Module 6: Response Orchestration and Containment

  • Automating account disablement in Active Directory and cloud directories via SOAR when high-confidence identity theft is detected.
  • Revoking active OAuth tokens and browser sessions through API integrations with identity providers during containment.
  • Coordinating with HR and physical security teams when identity theft involves access badge cloning or impersonation.
  • Implementing temporary access restrictions for peer group members when a shared privileged account is compromised.
  • Generating audit reports of all actions taken during identity incident response for legal and compliance review.
  • Testing failover procedures for critical services dependent on compromised managed service accounts.

Module 7: Identity Governance and Post-Incident Review

  • Conducting access certification reviews to identify and remove excessive privileges that contributed to identity exposure.
  • Updating role-based access control (RBAC) policies based on lessons learned from identity misuse incidents.
  • Requiring step-up authentication for users accessing high-value assets after a detected compromise.
  • Implementing just-in-time (JIT) privilege elevation to reduce standing access for privileged identities.
  • Revising incident response playbooks to reflect new identity attack patterns observed during recent events.
  • Measuring mean time to detect (MTTD) and mean time to respond (MTTR) for identity theft incidents to assess SOC performance.

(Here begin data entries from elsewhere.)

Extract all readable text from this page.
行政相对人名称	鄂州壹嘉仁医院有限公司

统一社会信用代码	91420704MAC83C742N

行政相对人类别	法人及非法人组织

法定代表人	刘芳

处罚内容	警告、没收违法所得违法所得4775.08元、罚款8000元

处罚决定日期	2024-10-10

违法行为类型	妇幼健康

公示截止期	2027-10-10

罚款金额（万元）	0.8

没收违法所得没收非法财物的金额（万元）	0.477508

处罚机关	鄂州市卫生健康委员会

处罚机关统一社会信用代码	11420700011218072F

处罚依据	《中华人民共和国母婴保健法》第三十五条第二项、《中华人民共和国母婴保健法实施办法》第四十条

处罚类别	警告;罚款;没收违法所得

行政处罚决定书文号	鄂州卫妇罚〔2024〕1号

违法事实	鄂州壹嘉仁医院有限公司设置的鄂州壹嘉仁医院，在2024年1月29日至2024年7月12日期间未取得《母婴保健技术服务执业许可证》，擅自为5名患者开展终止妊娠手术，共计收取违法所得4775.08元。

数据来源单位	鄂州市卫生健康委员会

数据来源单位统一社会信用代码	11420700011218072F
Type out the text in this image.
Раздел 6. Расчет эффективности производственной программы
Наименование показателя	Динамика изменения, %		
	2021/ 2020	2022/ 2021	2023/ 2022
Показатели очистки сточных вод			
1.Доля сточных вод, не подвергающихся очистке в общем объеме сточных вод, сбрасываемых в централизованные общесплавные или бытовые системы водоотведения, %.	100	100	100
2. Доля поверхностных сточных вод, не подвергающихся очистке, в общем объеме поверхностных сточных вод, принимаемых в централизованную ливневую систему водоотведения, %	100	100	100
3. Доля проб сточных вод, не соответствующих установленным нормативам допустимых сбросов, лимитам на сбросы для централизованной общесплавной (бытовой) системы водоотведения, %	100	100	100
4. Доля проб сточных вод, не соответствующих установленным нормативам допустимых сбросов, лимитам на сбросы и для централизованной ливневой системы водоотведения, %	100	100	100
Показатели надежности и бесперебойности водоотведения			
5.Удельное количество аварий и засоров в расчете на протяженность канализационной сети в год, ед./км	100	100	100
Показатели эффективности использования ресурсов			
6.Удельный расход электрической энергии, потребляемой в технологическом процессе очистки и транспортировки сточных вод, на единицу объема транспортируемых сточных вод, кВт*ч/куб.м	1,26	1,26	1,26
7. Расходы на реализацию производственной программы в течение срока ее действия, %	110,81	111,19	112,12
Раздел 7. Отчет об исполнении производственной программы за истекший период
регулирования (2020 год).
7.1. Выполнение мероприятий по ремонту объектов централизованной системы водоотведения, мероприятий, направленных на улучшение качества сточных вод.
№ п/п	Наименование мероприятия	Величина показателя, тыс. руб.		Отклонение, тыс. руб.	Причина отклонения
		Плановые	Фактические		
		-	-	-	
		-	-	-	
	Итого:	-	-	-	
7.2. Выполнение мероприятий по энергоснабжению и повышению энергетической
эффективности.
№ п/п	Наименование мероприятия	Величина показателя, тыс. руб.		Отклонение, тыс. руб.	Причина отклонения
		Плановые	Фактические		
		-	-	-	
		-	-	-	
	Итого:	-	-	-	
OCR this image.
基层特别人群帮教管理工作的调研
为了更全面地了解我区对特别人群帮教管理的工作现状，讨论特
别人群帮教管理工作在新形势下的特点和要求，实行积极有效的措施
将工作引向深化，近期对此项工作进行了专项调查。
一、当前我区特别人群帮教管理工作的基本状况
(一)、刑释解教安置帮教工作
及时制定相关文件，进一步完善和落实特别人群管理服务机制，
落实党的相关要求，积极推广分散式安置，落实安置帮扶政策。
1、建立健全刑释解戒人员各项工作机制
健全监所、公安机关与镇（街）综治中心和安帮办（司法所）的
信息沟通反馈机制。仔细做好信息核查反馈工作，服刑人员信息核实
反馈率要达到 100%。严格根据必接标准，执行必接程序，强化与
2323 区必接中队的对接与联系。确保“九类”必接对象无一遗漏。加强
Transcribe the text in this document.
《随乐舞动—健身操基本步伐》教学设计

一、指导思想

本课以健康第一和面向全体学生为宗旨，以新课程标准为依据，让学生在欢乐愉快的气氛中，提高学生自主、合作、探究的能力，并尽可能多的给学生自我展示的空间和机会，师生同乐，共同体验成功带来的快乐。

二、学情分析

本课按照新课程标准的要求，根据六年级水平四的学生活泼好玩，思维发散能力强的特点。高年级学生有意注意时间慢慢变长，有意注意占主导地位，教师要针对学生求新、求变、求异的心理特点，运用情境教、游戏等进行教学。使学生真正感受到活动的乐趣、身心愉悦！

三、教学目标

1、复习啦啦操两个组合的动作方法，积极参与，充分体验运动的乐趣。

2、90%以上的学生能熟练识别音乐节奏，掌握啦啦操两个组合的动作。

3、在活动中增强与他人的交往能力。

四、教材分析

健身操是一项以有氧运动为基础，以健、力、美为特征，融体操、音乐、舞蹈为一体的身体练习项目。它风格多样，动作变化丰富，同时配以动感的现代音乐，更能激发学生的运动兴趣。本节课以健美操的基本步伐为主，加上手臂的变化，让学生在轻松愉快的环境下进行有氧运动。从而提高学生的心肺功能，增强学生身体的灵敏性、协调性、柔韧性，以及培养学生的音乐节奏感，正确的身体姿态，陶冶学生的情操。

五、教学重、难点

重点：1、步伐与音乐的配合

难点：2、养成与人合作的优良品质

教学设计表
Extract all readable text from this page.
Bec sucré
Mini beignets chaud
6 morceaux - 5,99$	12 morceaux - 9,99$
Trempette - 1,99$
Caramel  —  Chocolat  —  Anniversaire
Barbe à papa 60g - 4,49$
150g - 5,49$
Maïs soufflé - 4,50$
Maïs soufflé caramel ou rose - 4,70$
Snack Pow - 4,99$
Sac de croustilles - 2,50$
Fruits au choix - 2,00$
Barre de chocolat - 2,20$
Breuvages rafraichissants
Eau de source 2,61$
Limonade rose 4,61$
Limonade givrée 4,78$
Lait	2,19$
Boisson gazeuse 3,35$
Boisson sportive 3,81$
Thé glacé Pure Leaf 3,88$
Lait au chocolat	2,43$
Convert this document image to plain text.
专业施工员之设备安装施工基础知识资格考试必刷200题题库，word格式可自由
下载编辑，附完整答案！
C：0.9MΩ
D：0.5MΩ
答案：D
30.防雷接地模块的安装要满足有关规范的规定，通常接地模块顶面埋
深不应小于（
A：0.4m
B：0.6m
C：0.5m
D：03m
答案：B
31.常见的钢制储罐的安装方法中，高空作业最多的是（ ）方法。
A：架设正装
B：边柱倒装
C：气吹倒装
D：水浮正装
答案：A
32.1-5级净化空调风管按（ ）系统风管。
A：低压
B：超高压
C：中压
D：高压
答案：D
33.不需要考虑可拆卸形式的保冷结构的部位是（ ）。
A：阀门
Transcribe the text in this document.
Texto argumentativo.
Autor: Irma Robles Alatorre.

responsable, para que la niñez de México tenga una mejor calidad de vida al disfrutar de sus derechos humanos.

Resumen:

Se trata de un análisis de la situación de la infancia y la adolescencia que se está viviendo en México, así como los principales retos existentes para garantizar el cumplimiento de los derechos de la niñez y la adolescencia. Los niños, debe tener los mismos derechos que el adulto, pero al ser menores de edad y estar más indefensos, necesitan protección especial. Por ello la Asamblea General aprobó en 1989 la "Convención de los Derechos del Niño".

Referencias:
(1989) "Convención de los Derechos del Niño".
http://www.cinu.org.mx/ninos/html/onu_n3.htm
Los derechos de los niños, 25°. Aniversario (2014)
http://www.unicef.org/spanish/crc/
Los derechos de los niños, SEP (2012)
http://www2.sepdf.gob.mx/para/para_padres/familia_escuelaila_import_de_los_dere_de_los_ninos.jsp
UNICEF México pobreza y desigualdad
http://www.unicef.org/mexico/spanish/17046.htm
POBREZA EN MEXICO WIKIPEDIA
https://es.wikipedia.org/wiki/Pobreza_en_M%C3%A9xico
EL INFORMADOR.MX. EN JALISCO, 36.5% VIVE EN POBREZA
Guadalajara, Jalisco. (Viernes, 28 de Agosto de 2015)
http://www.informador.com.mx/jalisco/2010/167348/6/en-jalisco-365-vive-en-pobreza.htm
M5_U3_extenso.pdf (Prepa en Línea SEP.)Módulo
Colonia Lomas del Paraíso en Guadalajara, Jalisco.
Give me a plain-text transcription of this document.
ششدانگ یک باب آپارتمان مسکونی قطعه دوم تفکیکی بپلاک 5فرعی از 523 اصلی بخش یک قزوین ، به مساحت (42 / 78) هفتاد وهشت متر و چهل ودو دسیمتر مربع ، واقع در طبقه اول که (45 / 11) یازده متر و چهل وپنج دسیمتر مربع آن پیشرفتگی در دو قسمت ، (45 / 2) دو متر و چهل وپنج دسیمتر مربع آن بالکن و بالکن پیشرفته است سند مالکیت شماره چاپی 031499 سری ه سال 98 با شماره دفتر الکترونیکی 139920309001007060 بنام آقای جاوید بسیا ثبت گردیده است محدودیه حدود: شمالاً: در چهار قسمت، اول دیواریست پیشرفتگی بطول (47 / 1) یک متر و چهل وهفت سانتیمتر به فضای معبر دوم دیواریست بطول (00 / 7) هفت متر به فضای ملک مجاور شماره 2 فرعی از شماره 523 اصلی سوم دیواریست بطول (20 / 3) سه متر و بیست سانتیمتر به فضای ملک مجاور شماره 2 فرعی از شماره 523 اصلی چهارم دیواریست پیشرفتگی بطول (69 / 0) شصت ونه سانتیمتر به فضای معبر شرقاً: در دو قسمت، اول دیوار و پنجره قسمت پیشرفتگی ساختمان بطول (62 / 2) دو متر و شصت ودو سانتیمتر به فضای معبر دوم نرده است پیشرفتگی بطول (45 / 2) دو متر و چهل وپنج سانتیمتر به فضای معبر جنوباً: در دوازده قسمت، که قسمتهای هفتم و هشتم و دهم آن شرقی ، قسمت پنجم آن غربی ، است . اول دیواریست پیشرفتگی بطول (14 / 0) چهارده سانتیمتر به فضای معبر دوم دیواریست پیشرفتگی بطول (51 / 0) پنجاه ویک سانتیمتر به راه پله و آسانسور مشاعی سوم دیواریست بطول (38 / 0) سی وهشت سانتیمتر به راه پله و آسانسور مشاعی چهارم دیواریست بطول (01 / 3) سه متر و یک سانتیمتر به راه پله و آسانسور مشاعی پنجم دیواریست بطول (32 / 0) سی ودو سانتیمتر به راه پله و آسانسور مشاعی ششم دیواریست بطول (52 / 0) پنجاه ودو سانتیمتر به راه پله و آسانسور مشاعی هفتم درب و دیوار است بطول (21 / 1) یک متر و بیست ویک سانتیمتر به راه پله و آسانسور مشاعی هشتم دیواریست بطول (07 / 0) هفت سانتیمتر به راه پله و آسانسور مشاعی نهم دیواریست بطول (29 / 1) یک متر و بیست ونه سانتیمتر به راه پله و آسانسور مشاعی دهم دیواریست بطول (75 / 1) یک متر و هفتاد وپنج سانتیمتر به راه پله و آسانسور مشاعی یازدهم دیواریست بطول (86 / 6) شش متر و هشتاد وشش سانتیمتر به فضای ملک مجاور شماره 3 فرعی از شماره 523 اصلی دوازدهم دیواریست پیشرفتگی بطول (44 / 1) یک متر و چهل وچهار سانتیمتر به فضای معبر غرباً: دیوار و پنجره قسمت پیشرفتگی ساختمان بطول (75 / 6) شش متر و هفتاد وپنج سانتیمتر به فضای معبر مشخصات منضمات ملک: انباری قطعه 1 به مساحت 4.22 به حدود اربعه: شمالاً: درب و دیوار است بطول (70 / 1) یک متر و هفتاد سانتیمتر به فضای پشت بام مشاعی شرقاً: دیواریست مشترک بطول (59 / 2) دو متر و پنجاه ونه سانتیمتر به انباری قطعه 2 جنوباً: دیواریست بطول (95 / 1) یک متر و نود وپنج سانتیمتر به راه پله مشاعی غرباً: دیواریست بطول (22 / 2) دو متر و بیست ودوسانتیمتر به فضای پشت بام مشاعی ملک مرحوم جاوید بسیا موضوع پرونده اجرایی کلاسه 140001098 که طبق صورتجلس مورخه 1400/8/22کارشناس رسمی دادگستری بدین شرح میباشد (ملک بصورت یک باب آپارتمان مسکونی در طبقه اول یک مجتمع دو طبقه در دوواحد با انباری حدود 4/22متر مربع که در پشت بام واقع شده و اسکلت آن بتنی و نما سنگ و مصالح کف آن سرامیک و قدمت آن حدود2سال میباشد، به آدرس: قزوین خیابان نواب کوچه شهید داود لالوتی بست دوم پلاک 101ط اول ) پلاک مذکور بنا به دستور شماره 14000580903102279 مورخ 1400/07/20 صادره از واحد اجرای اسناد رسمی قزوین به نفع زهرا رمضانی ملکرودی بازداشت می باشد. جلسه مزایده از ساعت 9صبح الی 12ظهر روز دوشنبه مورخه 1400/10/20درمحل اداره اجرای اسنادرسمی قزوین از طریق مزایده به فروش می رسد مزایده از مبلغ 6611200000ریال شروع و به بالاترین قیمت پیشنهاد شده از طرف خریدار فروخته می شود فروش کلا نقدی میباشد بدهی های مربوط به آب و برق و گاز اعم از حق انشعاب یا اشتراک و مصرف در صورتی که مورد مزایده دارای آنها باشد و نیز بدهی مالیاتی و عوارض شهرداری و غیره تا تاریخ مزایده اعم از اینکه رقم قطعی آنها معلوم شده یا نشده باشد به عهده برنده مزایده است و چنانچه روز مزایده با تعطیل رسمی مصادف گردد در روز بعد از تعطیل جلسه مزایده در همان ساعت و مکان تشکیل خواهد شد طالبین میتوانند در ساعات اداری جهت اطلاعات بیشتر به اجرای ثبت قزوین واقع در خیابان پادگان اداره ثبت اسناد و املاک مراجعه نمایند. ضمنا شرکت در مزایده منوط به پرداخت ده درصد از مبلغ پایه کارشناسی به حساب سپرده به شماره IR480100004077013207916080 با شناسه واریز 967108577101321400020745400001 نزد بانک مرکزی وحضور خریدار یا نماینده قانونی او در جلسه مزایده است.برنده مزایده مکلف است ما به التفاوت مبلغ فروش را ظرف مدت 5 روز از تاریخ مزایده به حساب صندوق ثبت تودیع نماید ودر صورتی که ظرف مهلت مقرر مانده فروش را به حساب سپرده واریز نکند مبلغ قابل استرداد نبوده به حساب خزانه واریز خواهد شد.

Module 8: Cross-Functional Coordination and Compliance Alignment

  • Aligning identity theft detection thresholds with regulatory requirements such as GDPR or HIPAA breach notification timelines.
  • Coordinating with legal teams to determine notification obligations when employee or customer identities are compromised.
  • Integrating identity risk data into enterprise risk registers for executive reporting and audit purposes.
  • Collaborating with HR to enforce separation of duties in identity provisioning workflows for critical systems.
  • Providing forensic evidence packages to external auditors during compliance reviews involving identity incidents.
  • Establishing SLAs with IT operations teams for restoring user access after false positive identity theft alerts.